Reputation: 48682
When using replication with a quorum, Elasticsearch allows writes to fail for some (a small number of) replica shards. Writing to a replica might fail only because it is temporarily unavailable (because of a temporary network partition, for example). When that shard becomes available again (the network is fixed, for example), what happens?
Does Elasticsearch automatically detect that the shard is out of date (stale, inconsistent with the primary shard) and update it in the background? Or must you perform a manual operation? When the shard returns from being unavailable, but is out of date, does Elasticsearch automatically refrain from querying that shard (and retrieving stale data) until it is brought up to date? Or must you provide special query parameters it ensure that out-of-date shards are not used?
Upvotes: 1
Views: 1227
Reputation: 10859
Be careful: Quorum is generally associated with the election of the one master node out of all master eligible nodes. That master maintains the cluster state, which keeps track of the one primary shard (plus 0 or more replica shards) — there is no quorum involved for this.
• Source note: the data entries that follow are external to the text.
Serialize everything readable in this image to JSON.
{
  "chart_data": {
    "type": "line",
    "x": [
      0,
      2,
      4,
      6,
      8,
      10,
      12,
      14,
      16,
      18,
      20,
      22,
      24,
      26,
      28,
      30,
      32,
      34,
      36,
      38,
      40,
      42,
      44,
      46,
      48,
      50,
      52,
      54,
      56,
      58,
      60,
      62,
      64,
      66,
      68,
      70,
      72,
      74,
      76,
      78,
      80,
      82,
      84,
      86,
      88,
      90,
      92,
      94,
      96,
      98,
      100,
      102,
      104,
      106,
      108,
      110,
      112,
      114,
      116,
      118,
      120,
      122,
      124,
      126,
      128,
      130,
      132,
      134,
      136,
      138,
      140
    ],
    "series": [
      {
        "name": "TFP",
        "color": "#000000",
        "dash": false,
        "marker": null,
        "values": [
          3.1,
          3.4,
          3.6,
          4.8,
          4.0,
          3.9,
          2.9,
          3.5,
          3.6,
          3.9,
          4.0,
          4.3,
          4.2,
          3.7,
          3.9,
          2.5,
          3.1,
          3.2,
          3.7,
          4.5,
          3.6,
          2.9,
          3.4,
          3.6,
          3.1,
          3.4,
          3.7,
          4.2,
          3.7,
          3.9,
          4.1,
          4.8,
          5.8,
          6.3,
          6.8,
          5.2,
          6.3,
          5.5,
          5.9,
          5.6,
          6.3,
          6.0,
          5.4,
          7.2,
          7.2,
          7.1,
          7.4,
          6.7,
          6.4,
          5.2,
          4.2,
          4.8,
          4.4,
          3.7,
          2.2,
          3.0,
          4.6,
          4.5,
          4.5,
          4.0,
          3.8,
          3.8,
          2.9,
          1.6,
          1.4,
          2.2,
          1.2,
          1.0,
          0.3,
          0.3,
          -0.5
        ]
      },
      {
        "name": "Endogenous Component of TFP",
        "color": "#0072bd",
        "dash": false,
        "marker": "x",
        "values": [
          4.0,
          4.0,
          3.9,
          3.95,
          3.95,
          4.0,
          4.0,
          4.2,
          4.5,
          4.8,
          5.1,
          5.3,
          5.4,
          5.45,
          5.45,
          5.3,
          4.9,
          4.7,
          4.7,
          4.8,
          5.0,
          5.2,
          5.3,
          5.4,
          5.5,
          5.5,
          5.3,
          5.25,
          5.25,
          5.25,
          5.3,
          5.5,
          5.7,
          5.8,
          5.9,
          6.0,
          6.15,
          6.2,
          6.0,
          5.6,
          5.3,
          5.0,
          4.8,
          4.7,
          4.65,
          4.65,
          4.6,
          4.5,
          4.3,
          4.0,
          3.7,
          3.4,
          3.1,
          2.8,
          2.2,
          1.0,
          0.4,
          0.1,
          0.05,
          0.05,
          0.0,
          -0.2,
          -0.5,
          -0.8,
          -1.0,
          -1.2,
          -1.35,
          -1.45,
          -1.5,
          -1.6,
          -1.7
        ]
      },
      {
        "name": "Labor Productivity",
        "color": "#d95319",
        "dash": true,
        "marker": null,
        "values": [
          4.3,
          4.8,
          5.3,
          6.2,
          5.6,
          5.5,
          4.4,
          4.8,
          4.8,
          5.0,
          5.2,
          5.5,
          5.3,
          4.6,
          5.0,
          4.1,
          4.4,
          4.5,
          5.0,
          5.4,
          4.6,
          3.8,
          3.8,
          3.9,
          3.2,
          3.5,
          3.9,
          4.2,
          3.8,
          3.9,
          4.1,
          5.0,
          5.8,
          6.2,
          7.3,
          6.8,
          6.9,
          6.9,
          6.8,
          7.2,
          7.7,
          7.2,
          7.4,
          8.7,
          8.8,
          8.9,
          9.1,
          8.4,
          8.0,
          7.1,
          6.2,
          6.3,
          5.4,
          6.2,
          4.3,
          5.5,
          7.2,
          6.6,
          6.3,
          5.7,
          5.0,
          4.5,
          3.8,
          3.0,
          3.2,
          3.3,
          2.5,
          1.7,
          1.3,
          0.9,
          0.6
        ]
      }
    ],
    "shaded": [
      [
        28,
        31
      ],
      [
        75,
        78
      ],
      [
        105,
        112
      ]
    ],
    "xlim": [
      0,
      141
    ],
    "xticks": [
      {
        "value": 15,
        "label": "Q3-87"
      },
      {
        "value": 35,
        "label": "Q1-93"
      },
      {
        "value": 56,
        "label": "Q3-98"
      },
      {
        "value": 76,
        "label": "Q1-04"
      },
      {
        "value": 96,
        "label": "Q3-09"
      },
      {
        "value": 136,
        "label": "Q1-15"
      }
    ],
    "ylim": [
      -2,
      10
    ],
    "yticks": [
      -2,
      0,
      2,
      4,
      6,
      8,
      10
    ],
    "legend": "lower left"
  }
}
The replication protocol has been improved a lot in 6.0 with sequence numbers and primary terms. A good overview is the blog post about it. Basically all operations are numbered (per shard), so missing operations can be detected and replayed; see the recovery part in the blog post in particular.
With failing primary shards it can get a little more interesting; one great post about more details is available on Elastic's discuss.
Upvotes: 1
Reputation: 691
Elasticsearch manages automatically the replica that it are out of date. No manual operation or special query are necessary.
In case of nodes/network failure you have to ensure that a quorum of the cluster remain online, otherwise you will encounter the split brain problem in which you cannot known which of the replica is in line and which is out of date.
Upvotes: 1